Because every time we push the code into the code repo, the code is going to be live onto some application servers. So to do continuous delivery, we need automated deployment tools such as CodeDeploy, which is an AWS service or Jenkins CD or Spinnaker or other tools.
So if you look at the tech stack for CICD on AWS, we have the code and the code can live in CodeCommit or GitHub or Bitbucket or any third party code repository. Then we have build phase, the build phase and the test phase could be done by CodeBuild on AWS, but there’s a competitor to CodeBuild, which is open source called Jenkins CI or any third party CI server will do as well.

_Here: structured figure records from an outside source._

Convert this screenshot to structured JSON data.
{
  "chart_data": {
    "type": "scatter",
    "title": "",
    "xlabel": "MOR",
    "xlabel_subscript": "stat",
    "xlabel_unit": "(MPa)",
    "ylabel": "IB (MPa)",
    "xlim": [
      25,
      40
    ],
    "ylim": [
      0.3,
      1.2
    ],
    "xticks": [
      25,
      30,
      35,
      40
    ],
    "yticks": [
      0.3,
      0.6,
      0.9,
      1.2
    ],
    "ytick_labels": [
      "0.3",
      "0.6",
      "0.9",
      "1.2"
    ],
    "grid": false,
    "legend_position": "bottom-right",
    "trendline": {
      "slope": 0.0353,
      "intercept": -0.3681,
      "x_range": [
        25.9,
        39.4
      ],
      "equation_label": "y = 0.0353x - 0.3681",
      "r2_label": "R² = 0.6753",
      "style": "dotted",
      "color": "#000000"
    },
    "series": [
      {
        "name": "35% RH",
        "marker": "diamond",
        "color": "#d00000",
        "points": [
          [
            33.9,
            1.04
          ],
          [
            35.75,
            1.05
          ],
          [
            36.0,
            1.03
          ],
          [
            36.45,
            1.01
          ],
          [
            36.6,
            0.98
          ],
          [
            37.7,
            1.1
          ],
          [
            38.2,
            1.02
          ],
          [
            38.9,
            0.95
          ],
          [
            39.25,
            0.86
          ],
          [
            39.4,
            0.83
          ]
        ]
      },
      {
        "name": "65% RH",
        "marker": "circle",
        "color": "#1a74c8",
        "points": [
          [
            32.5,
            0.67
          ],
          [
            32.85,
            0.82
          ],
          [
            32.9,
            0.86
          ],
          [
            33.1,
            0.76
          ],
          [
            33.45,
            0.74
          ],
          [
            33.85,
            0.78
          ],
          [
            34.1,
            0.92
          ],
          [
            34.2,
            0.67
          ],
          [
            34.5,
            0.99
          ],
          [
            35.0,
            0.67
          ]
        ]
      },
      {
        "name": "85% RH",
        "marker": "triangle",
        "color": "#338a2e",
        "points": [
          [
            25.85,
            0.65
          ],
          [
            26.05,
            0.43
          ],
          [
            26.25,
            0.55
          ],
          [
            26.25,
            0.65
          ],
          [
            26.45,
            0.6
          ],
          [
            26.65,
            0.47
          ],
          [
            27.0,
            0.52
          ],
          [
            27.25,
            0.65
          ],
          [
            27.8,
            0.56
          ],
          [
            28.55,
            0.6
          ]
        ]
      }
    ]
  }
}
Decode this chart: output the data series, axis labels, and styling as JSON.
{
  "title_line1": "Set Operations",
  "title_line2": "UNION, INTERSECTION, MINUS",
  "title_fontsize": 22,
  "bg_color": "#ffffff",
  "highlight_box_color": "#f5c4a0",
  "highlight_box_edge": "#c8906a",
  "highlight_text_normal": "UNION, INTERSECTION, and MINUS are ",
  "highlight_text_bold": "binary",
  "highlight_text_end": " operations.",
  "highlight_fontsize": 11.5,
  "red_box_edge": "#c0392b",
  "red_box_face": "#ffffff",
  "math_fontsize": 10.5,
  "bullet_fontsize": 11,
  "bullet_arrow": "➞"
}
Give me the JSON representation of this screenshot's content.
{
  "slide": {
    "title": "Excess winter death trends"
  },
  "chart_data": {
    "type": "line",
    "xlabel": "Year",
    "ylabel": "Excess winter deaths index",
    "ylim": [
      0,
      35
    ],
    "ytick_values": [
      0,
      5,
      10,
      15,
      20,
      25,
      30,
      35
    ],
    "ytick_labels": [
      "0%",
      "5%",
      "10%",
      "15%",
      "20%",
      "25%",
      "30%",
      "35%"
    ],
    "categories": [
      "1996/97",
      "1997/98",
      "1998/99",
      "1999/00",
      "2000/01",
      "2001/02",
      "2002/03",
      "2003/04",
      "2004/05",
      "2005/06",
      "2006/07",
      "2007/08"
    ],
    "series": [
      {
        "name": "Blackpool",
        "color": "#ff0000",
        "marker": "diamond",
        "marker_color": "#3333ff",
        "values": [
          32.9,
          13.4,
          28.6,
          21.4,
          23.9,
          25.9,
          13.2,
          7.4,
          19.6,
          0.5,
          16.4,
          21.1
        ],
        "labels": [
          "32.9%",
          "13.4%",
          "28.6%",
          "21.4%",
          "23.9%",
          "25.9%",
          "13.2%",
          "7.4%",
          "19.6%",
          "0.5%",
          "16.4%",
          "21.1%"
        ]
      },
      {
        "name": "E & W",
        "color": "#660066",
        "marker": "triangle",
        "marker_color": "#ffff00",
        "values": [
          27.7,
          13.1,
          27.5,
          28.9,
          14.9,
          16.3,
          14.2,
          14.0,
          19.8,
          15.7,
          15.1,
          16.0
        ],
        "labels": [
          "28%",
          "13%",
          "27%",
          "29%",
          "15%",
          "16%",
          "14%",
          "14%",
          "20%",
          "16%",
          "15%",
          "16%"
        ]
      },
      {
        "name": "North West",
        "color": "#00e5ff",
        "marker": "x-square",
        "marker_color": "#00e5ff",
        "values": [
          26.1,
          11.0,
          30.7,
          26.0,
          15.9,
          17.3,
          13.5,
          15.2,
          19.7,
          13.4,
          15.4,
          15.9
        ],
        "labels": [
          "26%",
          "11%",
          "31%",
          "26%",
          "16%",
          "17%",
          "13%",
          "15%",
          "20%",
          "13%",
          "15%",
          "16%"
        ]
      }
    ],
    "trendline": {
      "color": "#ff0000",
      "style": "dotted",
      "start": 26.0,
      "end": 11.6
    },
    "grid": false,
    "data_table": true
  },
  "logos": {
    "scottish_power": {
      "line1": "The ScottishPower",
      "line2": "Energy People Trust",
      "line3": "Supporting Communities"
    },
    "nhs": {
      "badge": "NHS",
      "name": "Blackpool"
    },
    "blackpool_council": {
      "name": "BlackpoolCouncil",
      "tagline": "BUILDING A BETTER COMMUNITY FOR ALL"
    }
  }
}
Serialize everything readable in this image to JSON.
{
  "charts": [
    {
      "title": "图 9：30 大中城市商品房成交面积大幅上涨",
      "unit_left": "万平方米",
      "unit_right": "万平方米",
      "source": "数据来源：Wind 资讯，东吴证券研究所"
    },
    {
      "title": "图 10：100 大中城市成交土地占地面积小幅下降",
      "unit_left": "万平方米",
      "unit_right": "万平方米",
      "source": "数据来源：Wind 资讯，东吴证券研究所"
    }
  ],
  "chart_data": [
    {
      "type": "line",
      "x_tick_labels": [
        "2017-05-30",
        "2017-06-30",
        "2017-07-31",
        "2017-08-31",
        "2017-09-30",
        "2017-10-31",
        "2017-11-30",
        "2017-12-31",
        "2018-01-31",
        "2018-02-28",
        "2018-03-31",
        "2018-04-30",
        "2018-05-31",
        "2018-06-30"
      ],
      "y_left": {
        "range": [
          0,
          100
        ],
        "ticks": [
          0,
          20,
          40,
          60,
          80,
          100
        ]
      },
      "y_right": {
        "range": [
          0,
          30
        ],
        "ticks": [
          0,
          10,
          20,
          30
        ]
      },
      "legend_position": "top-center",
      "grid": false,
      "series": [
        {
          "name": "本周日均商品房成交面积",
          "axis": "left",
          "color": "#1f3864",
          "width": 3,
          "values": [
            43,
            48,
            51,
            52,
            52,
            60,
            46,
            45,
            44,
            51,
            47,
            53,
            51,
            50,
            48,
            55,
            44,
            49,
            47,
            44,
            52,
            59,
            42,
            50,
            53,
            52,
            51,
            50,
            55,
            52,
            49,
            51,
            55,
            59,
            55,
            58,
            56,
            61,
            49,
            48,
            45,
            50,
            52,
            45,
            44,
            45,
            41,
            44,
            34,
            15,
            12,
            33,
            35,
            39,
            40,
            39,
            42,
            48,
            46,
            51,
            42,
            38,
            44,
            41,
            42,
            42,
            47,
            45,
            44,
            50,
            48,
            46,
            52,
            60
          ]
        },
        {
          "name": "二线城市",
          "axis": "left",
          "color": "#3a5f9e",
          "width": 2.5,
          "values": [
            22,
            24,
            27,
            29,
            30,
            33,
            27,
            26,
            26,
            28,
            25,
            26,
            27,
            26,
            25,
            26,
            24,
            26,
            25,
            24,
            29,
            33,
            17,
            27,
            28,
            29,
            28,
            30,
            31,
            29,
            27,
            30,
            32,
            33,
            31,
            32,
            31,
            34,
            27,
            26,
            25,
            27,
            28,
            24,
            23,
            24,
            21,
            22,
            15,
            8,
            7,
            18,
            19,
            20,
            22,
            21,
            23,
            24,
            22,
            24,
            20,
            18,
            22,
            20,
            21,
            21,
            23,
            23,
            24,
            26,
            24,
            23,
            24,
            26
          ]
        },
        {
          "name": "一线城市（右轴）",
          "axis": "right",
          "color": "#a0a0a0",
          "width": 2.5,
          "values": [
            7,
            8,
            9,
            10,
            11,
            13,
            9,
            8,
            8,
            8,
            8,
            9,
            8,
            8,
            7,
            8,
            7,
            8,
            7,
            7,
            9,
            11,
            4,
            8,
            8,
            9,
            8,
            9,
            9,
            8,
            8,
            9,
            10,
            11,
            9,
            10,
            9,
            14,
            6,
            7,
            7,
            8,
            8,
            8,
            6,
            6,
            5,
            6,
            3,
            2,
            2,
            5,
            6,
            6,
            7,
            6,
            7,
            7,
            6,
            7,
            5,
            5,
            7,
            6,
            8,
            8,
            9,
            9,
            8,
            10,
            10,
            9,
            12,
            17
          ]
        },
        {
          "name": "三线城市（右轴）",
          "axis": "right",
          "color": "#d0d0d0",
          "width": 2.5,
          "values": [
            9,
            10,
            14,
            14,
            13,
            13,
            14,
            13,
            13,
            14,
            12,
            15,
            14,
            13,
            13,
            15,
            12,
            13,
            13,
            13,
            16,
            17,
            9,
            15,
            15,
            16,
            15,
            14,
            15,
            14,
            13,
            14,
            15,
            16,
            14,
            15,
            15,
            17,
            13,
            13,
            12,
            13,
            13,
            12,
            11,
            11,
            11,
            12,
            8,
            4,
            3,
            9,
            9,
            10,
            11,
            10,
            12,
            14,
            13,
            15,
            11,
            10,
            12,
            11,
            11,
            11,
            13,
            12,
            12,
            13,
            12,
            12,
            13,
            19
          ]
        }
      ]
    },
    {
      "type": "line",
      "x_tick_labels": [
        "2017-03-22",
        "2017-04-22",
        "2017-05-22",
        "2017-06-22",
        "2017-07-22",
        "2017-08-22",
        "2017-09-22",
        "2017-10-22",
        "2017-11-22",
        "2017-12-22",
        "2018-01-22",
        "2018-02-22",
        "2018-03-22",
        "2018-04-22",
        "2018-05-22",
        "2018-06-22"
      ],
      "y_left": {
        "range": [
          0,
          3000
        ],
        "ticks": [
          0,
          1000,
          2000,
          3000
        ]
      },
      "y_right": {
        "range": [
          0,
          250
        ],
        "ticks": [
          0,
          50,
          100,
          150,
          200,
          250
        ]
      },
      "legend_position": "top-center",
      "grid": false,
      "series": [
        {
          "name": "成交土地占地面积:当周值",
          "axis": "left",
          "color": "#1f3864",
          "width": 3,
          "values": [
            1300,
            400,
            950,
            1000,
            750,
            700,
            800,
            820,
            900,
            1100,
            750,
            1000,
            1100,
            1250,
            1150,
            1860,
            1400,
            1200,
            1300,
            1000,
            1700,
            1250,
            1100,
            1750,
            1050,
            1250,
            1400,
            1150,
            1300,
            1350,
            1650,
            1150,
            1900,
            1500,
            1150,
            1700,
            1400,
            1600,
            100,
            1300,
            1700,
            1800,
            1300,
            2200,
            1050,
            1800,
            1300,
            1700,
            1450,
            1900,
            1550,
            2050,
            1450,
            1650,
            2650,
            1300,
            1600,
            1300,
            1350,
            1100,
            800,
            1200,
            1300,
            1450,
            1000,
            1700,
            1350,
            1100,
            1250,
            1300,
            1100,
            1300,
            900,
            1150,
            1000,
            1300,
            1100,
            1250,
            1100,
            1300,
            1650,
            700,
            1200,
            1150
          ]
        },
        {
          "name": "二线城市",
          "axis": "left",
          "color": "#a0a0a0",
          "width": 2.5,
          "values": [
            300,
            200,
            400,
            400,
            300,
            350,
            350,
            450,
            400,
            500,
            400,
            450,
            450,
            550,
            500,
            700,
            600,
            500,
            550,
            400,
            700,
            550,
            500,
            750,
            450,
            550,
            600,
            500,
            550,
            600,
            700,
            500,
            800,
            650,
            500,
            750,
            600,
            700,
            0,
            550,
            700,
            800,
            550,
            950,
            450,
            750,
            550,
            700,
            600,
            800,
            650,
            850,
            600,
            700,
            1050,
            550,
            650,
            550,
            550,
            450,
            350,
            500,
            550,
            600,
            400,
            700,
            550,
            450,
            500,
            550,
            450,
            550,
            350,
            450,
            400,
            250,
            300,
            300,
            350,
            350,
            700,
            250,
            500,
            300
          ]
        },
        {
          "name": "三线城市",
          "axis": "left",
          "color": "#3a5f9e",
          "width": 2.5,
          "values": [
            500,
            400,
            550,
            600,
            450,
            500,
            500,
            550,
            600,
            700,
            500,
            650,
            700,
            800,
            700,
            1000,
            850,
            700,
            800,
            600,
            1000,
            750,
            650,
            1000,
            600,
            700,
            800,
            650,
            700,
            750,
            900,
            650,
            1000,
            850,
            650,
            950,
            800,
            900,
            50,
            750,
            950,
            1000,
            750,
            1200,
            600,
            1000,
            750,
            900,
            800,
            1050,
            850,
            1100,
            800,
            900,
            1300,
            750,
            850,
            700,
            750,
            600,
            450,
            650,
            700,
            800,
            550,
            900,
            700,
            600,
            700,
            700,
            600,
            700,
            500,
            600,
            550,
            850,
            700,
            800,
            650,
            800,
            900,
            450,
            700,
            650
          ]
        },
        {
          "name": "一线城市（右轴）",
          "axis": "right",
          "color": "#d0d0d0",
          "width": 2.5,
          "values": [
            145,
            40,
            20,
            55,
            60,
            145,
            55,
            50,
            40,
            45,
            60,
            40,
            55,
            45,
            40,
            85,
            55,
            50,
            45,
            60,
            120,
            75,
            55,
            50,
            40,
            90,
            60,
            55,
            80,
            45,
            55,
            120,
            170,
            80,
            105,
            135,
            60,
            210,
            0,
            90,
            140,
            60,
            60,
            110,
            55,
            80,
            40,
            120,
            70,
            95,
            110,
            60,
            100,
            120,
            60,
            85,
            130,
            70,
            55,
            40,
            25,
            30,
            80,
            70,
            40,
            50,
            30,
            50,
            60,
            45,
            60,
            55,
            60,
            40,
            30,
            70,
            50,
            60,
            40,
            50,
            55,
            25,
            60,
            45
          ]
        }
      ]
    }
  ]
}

Then we’ll go to the deploy phase, then we can use CodeDeploy, and CodeDeploy will seek and deploy to EC2 instances, on-premises servers Lambda functions, and ECS. Or if you wanted to also provision the infrastructure, we could use Elastic Beanstalk as an alternative to CodeDeploy to do the deployment and the provision of the infrastructure. And then to orchestrate all these things to define exactly what happens in our CICD process, then we can orchestrate everything using AWS CodePipeline. So that’s it for an overview of CICD.